Eu disse que foi um dia sem maiores comemorações, sem alegrias, sem foguetório, sem banda de música, porque a classe dos trabalhadores foi surpreendida com uma medida provisória baixada pelo Governo Federal que, a título de reposição do salário mínimo, incluiu um dispositivo através do qual os aposentados serão obrigados a contribuir com o INSS mensalmente, segundo uma tabela publicada, com os seus parcos salários. Vale lembrar que essa contribuição previdenciária já havia sido rejeitada pelo Plenário e pela Comissão de Constituição e Justiça e de Redação da Câmara dos Deputados.

Sr. Presidente, a Constituição Federal é muito clara a respeito desse assunto. E é possível até que o Supremo Tribunal Federal, que já recebeu dos partidos oposicionistas com assento no Congresso Nacional uma ação direta de inconstitucionalidade, decida barrar a pretensão do Governo anulando o ato, já que não só a incidência dessa contribuição significa uma redução no salário do aposentado - o que é proibido pela Constituição -, como o próprio índice de aumento do trabalhador está totalmente defasado em relação ao custo de vida e à inflação dos últimos doze meses.

A majoração de 15% sobre os proventos do aposentado não condiz com a realidade, está desfocada, já que órgãos especializados da economia nacional têm divulgado que a inflação do período, - e, conseqüentemente, a perda do poder aquisitivo do trabalhador - foi de 20%. O Governo, além de conferir um aumento insignificante, irrisório, de 15% do salário mínimo - muito abaixo, portanto, da inflação que ocorreu nos últimos doze meses -, cometeu uma injustiça muito grande com aqueles que, durante 30 ou 35 anos, deram sua contribuição para o desenvolvimento do País: essas pessoas, agora, serão obrigadas a arcar com uma contribuição, que deverá incidir sobre salários já tão pequenos, para reduzir o rombo da Previdência Social.

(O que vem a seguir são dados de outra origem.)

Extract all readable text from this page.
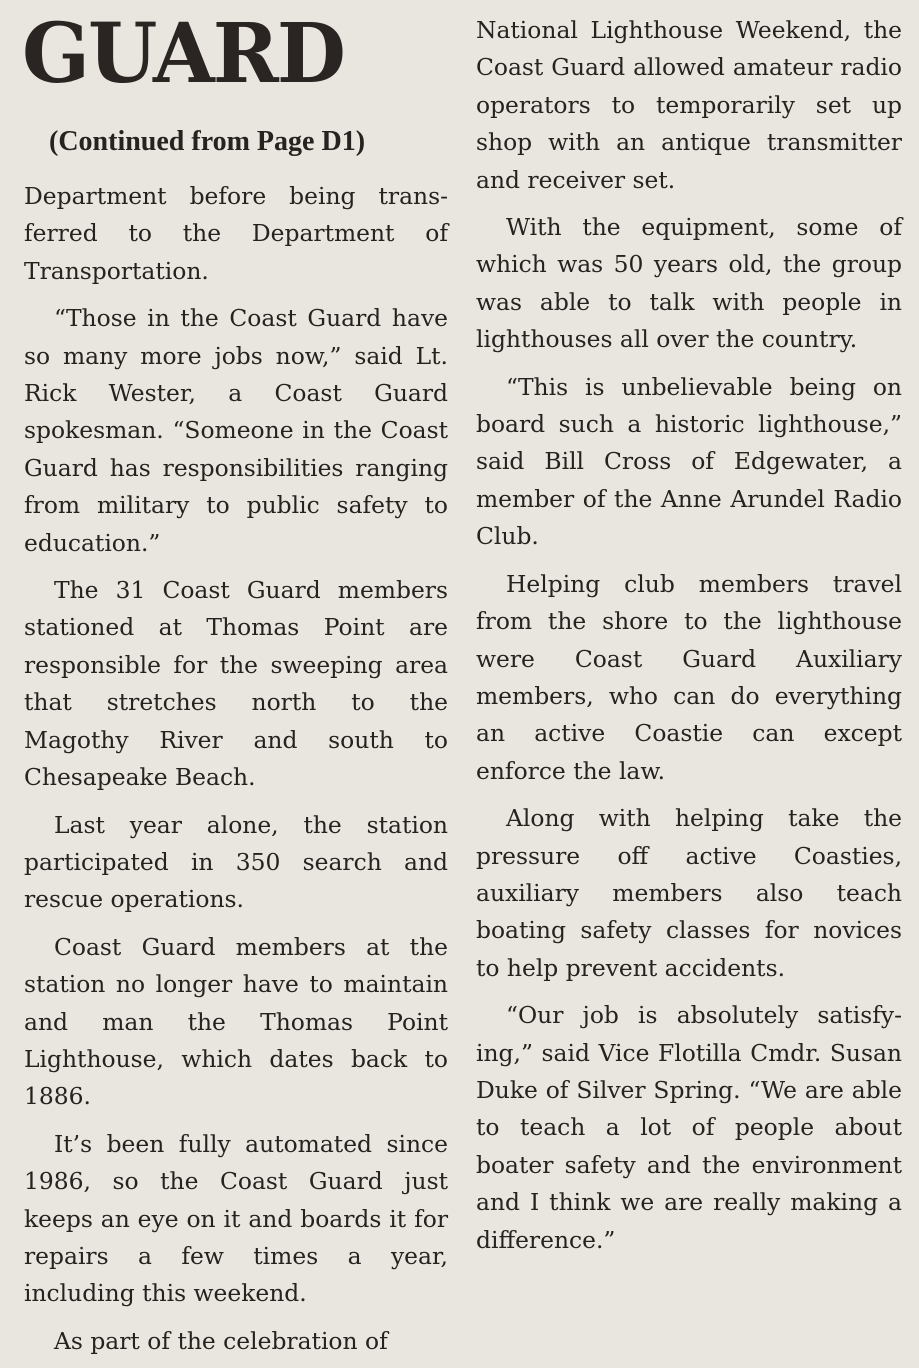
GUARD
(Continued from Page D1)

Department before being transferred to the Department of Transportation.

“Those in the Coast Guard have so many more jobs now,” said Lt. Rick Wester, a Coast Guard spokesman. “Someone in the Coast Guard has responsibilities ranging from military to public safety to education.”

The 31 Coast Guard members stationed at Thomas Point are responsible for the sweeping area that stretches north to the Magothy River and south to Chesapeake Beach.

Last year alone, the station participated in 350 search and rescue operations.

Coast Guard members at the station no longer have to maintain and man the Thomas Point Lighthouse, which dates back to 1886.

It’s been fully automated since 1986, so the Coast Guard just keeps an eye on it and boards it for repairs a few times a year, including this weekend.

As part of the celebration of

National Lighthouse Weekend, the Coast Guard allowed amateur radio operators to temporarily set up shop with an antique transmitter and receiver set.

With the equipment, some of which was 50 years old, the group was able to talk with people in lighthouses all over the country.

“This is unbelievable being on board such a historic lighthouse,” said Bill Cross of Edgewater, a member of the Anne Arundel Radio Club.

Helping club members travel from the shore to the lighthouse were Coast Guard Auxiliary members, who can do everything an active Coastie can except enforce the law.

Along with helping take the pressure off active Coasties, auxiliary members also teach boating safety classes for novices to help prevent accidents.

“Our job is absolutely satisfying,” said Vice Flotilla Cmdr. Susan Duke of Silver Spring. “We are able to teach a lot of people about boater safety and the environment and I think we are really making a difference.”
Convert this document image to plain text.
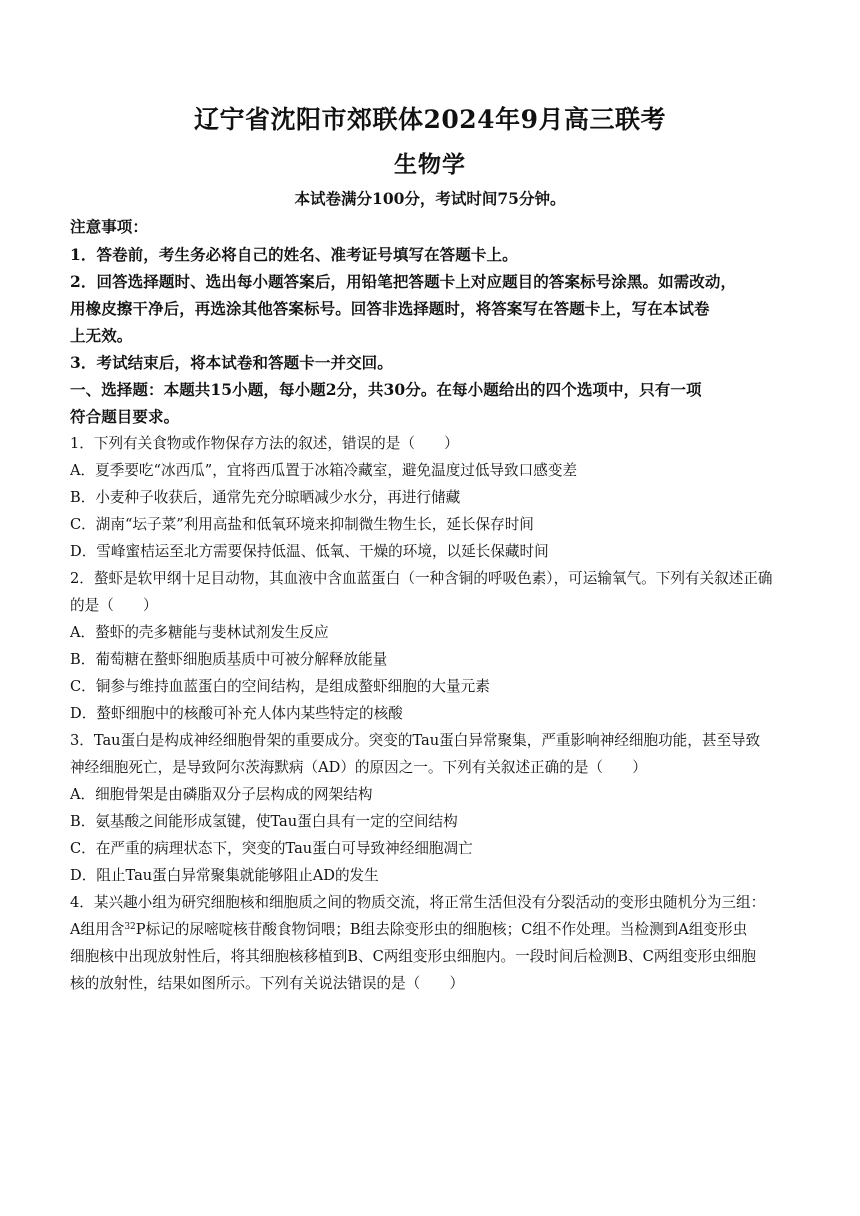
辽宁省沈阳市郊联体2024年9月高三联考
生物学
本试卷满分100分，考试时间75分钟。
注意事项：
1．答卷前，考生务必将自己的姓名、准考证号填写在答题卡上。
2．回答选择题时、选出每小题答案后，用铅笔把答题卡上对应题目的答案标号涂黑。如需改动，
用橡皮擦干净后，再选涂其他答案标号。回答非选择题时，将答案写在答题卡上，写在本试卷
上无效。
3．考试结束后，将本试卷和答题卡一并交回。
一、选择题：本题共15小题，每小题2分，共30分。在每小题给出的四个选项中，只有一项
符合题目要求。
1．下列有关食物或作物保存方法的叙述，错误的是（　　）
A．夏季要吃“冰西瓜”，宜将西瓜置于冰箱冷藏室，避免温度过低导致口感变差
B．小麦种子收获后，通常先充分晾晒减少水分，再进行储藏
C．湖南“坛子菜”利用高盐和低氧环境来抑制微生物生长，延长保存时间
D．雪峰蜜桔运至北方需要保持低温、低氧、干燥的环境，以延长保藏时间
2．螯虾是软甲纲十足目动物，其血液中含血蓝蛋白（一种含铜的呼吸色素），可运输氧气。下列有关叙述正确
的是（　　）
A．螯虾的壳多糖能与斐林试剂发生反应
B．葡萄糖在螯虾细胞质基质中可被分解释放能量
C．铜参与维持血蓝蛋白的空间结构，是组成螯虾细胞的大量元素
D．螯虾细胞中的核酸可补充人体内某些特定的核酸
3．Tau蛋白是构成神经细胞骨架的重要成分。突变的Tau蛋白异常聚集，严重影响神经细胞功能，甚至导致
神经细胞死亡，是导致阿尔茨海默病（AD）的原因之一。下列有关叙述正确的是（　　）
A．细胞骨架是由磷脂双分子层构成的网架结构
B．氨基酸之间能形成氢键，使Tau蛋白具有一定的空间结构
C．在严重的病理状态下，突变的Tau蛋白可导致神经细胞凋亡
D．阻止Tau蛋白异常聚集就能够阻止AD的发生
4．某兴趣小组为研究细胞核和细胞质之间的物质交流，将正常生活但没有分裂活动的变形虫随机分为三组：
A组用含$^{32}$P标记的尿嘧啶核苷酸食物饲喂；B组去除变形虫的细胞核；C组不作处理。当检测到A组变形虫
细胞核中出现放射性后，将其细胞核移植到B、C两组变形虫细胞内。一段时间后检测B、C两组变形虫细胞
核的放射性，结果如图所示。下列有关说法错误的是（　　）
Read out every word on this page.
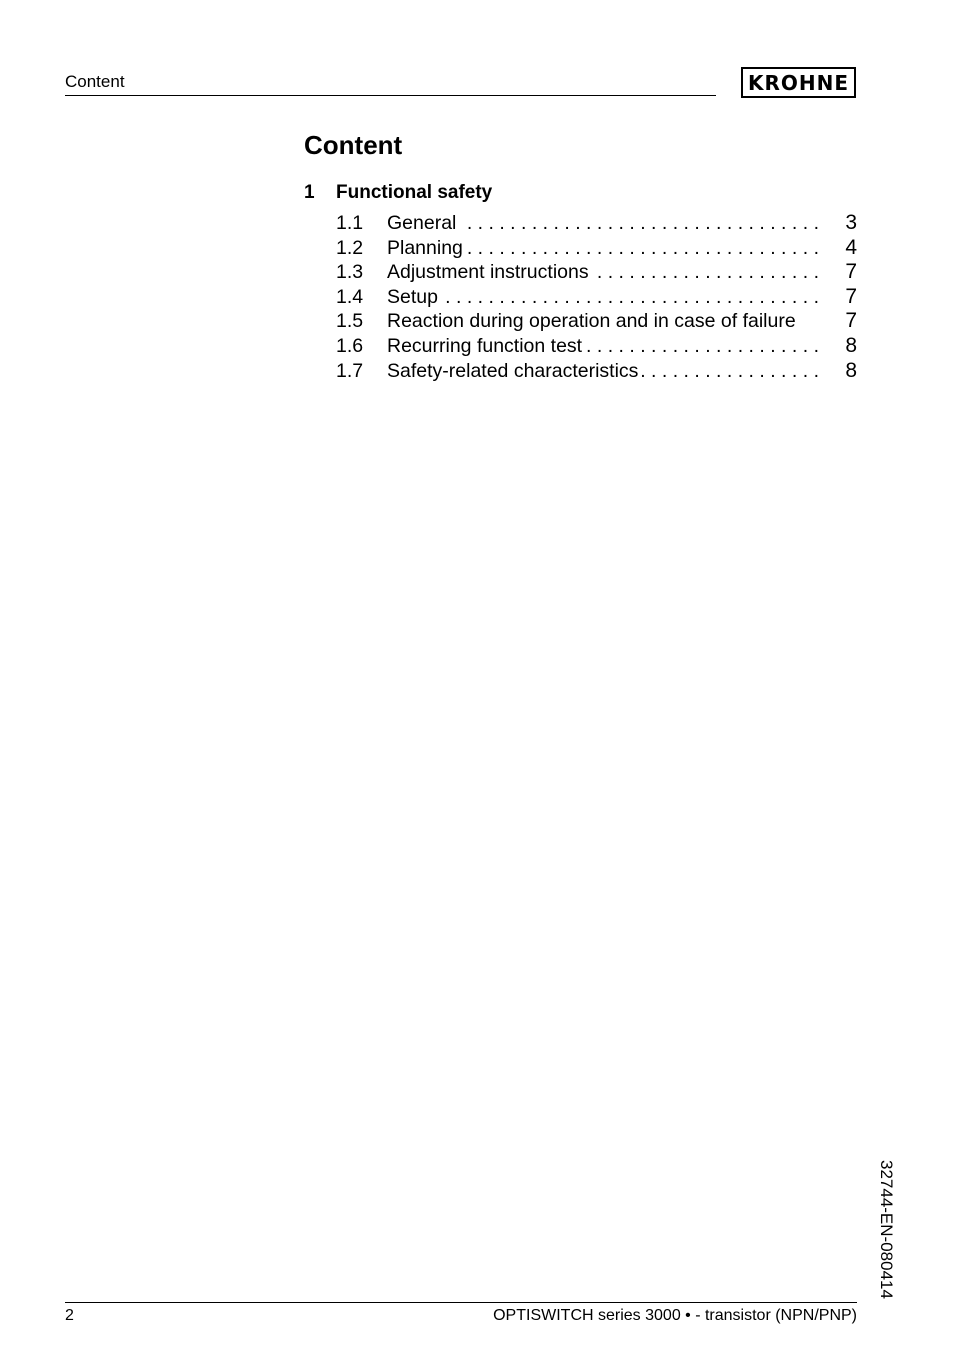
Content	KROHNE
Content
1 Functional safety
1.1 General . . .	3
1.2 Planning . . .	4
1.3 Adjustment instructions . . .	7
1.4 Setup . . .	7
1.5 Reaction during operation and in case of failure	7
1.6 Recurring function test . . .	8
1.7 Safety-related characteristics . . .	8
32744-EN-080414
2	OPTISWITCH series 3000 • - transistor (NPN/PNP)
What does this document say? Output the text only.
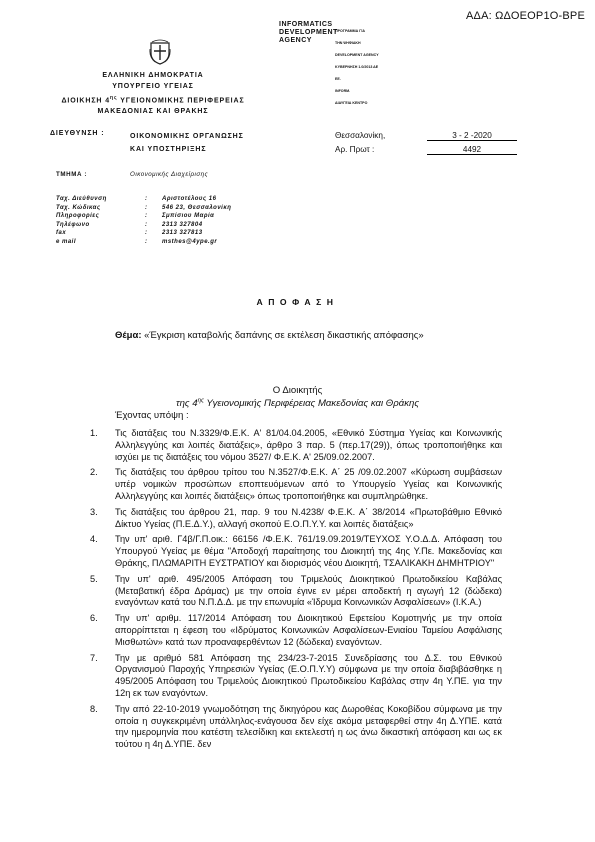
ΑΔΑ: ΩΔΟΕΟΡ1Ο-ΒΡΕ
INFORMATICS
DEVELOPMENT
AGENCY

ΠΡΟΓΡΑΜΜΑ ΓΙΑ

ΤΗΝ ΨΗΦΙΑΚΗ

DEVELOPMENT AGENCY

ΚΥΒΕΡΝΗΣΗ 1.0/2013 ΔΕ

ΕΕ.

INFORM.

ΔΙΑΥΓΕΙΑ ΚΕΝΤΡΟ

ΕΛΛΗΝΙΚΗ ΔΗΜΟΚΡΑΤΙΑ
ΥΠΟΥΡΓΕΙΟ ΥΓΕΙΑΣ
ΔΙΟΙΚΗΣΗ $4^{\eta\varsigma}$ ΥΓΕΙΟΝΟΜΙΚΗΣ ΠΕΡΙΦΕΡΕΙΑΣ
ΜΑΚΕΔΟΝΙΑΣ ΚΑΙ ΘΡΑΚΗΣ
ΔΙΕΥΘΥΝΣΗ :	ΟΙΚΟΝΟΜΙΚΗΣ ΟΡΓΑΝΩΣΗΣ
ΚΑΙ ΥΠΟΣΤΗΡΙΞΗΣ
Θεσσαλονίκη,	3 - 2 -2020
Αρ. Πρωτ :	4492
ΤΜΗΜΑ :	Οικονομικής Διαχείρισης
Ταχ. Διεύθυνση	:	Αριστοτέλους 16
Ταχ. Κώδικας	:	546 23, Θεσσαλονίκη
Πληροφορίες	:	Σμπίσιου Μαρία
Τηλέφωνο	:	2313 327804
fax	:	2313 327813
e mail	:	msthes@4ype.gr
ΑΠΟΦΑΣΗ
Θέμα: «Έγκριση καταβολής δαπάνης σε εκτέλεση δικαστικής απόφασης»
Ο Διοικητής
της $4^{\eta\varsigma}$ Υγειονομικής Περιφέρειας Μακεδονίας και Θράκης
Έχοντας υπόψη :
1. Τις διατάξεις του Ν.3329/Φ.Ε.Κ. Α' 81/04.04.2005, «Εθνικό Σύστημα Υγείας και Κοινωνικής Αλληλεγγύης και λοιπές διατάξεις», άρθρο 3 παρ. 5 (περ.17(29)), όπως τροποποιήθηκε και ισχύει με τις διατάξεις του νόμου 3527/ Φ.Ε.Κ. Α' 25/09.02.2007.
2. Τις διατάξεις του άρθρου τρίτου του Ν.3527/Φ.Ε.Κ. Α΄ 25 /09.02.2007 «Κύρωση συμβάσεων υπέρ νομικών προσώπων εποπτευόμενων από το Υπουργείο Υγείας και Κοινωνικής Αλληλεγγύης και λοιπές διατάξεις» όπως τροποποιήθηκε και συμπληρώθηκε.
3. Τις διατάξεις του άρθρου 21, παρ. 9 του Ν.4238/ Φ.Ε.Κ. Α΄ 38/2014 «Πρωτοβάθμιο Εθνικό Δίκτυο Υγείας (Π.Ε.Δ.Υ.), αλλαγή σκοπού Ε.Ο.Π.Υ.Υ. και λοιπές διατάξεις»
4. Την υπ' αριθ. Γ4β/Γ.Π.οικ.: 66156 /Φ.Ε.Κ. 761/19.09.2019/ΤΕΥΧΟΣ Υ.Ο.Δ.Δ. Απόφαση του Υπουργού Υγείας με θέμα "Αποδοχή παραίτησης του Διοικητή της 4ης Υ.Πε. Μακεδονίας και Θράκης, ΠΛΩΜΑΡΙΤΗ ΕΥΣΤΡΑΤΙΟΥ και διορισμός νέου Διοικητή, ΤΣΑΛΙΚΑΚΗ ΔΗΜΗΤΡΙΟΥ"
5. Την υπ' αριθ. 495/2005 Απόφαση του Τριμελούς Διοικητικού Πρωτοδικείου Καβάλας (Μεταβατική έδρα Δράμας) με την οποία έγινε εν μέρει αποδεκτή η αγωγή 12 (δώδεκα) εναγόντων κατά του Ν.Π.Δ.Δ. με την επωνυμία «Ίδρυμα Κοινωνικών Ασφαλίσεων» (Ι.Κ.Α.)
6. Την υπ' αριθμ. 117/2014 Απόφαση του Διοικητικού Εφετείου Κομοτηνής με την οποία απορρίπτεται η έφεση του «Ιδρύματος Κοινωνικών Ασφαλίσεων-Ενιαίου Ταμείου Ασφάλισης Μισθωτών» κατά των προαναφερθέντων 12 (δώδεκα) εναγόντων.
7. Την με αριθμό 581 Απόφαση της 234/23-7-2015 Συνεδρίασης του Δ.Σ. του Εθνικού Οργανισμού Παροχής Υπηρεσιών Υγείας (Ε.Ο.Π.Υ.Υ) σύμφωνα με την οποία διαβιβάσθηκε η 495/2005 Απόφαση του Τριμελούς Διοικητικού Πρωτοδικείου Καβάλας στην 4η Υ.ΠΕ. για την 12η εκ των εναγόντων.
8. Την από 22-10-2019 γνωμοδότηση της δικηγόρου κας Δωροθέας Κοκοβίδου σύμφωνα με την οποία η συγκεκριμένη υπάλληλος-ενάγουσα δεν είχε ακόμα μεταφερθεί στην 4η Δ.ΥΠΕ. κατά την ημερομηνία που κατέστη τελεσίδικη και εκτελεστή η ως άνω δικαστική απόφαση και ως εκ τούτου η 4η Δ.ΥΠΕ. δεν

É verdade que o pronunciamento de qualquer político numa fase como esta, de protesto e de insatisfação, pode ser interpretado como um instante de oportunismo, de demagogia, de aproveitamento. Não é o papel de um Senador, quanto mais do Senado Federal ou da Câmara dos Deputados, aproveitar-se de um momento de crise para investir contra o Governo em situações favoráveis à oposição. Não é esse o nosso objetivo. O objetivo é dizer que o Governo não apenas cometeu um erro tático, do ponto de vista social e político, como cometeu um ato de inconstitucionalidade.

Está na Seção III, Da Previdência Social, art. 201, § 2º:

      "É assegurado o reajustamento dos benefícios para preservar-lhes, em caráter permanente, o valor real, conforme critérios definidos em lei."

Então, Sr. Presidente, o Governo Federal, ao invés de reajustar os benefícios da Previdência com o mesmo valor da inflação - de 20% -, reajustou em 15% e ainda promoveu a redução automática do salário ao impor uma contribuição de 10% que incide sobre o novo salário, irrisório e irreal, atentando contra todo e qualquer pensamento de um homem político que deseja o bem-estar da classe trabalhadora.

Hoje, há no Correio Braziliense, matéria intitulada "Aposentado sai perdendo", de Sandro Silveira, que passo a ler:

      "Os 15,8 milhões de aposentados que hoje reclamam do reajuste de 15%, porque a inflação medida pelo INPC (índice de inflação calculado pelo IBGE) foi de 20%, devem se preparar para 1997. Talvez se lembrem de 1996 com saudades.

      Isso é possível, porque o governo quer economizar cerca de R$450 milhões ano que vem com a transferência da data-base deles de maio para junho. A mudança foi feita por meio da Medida Provisória nº 1.415, que reajustou o salário mínimo em 12% e os benefícios previdenciários em 15%."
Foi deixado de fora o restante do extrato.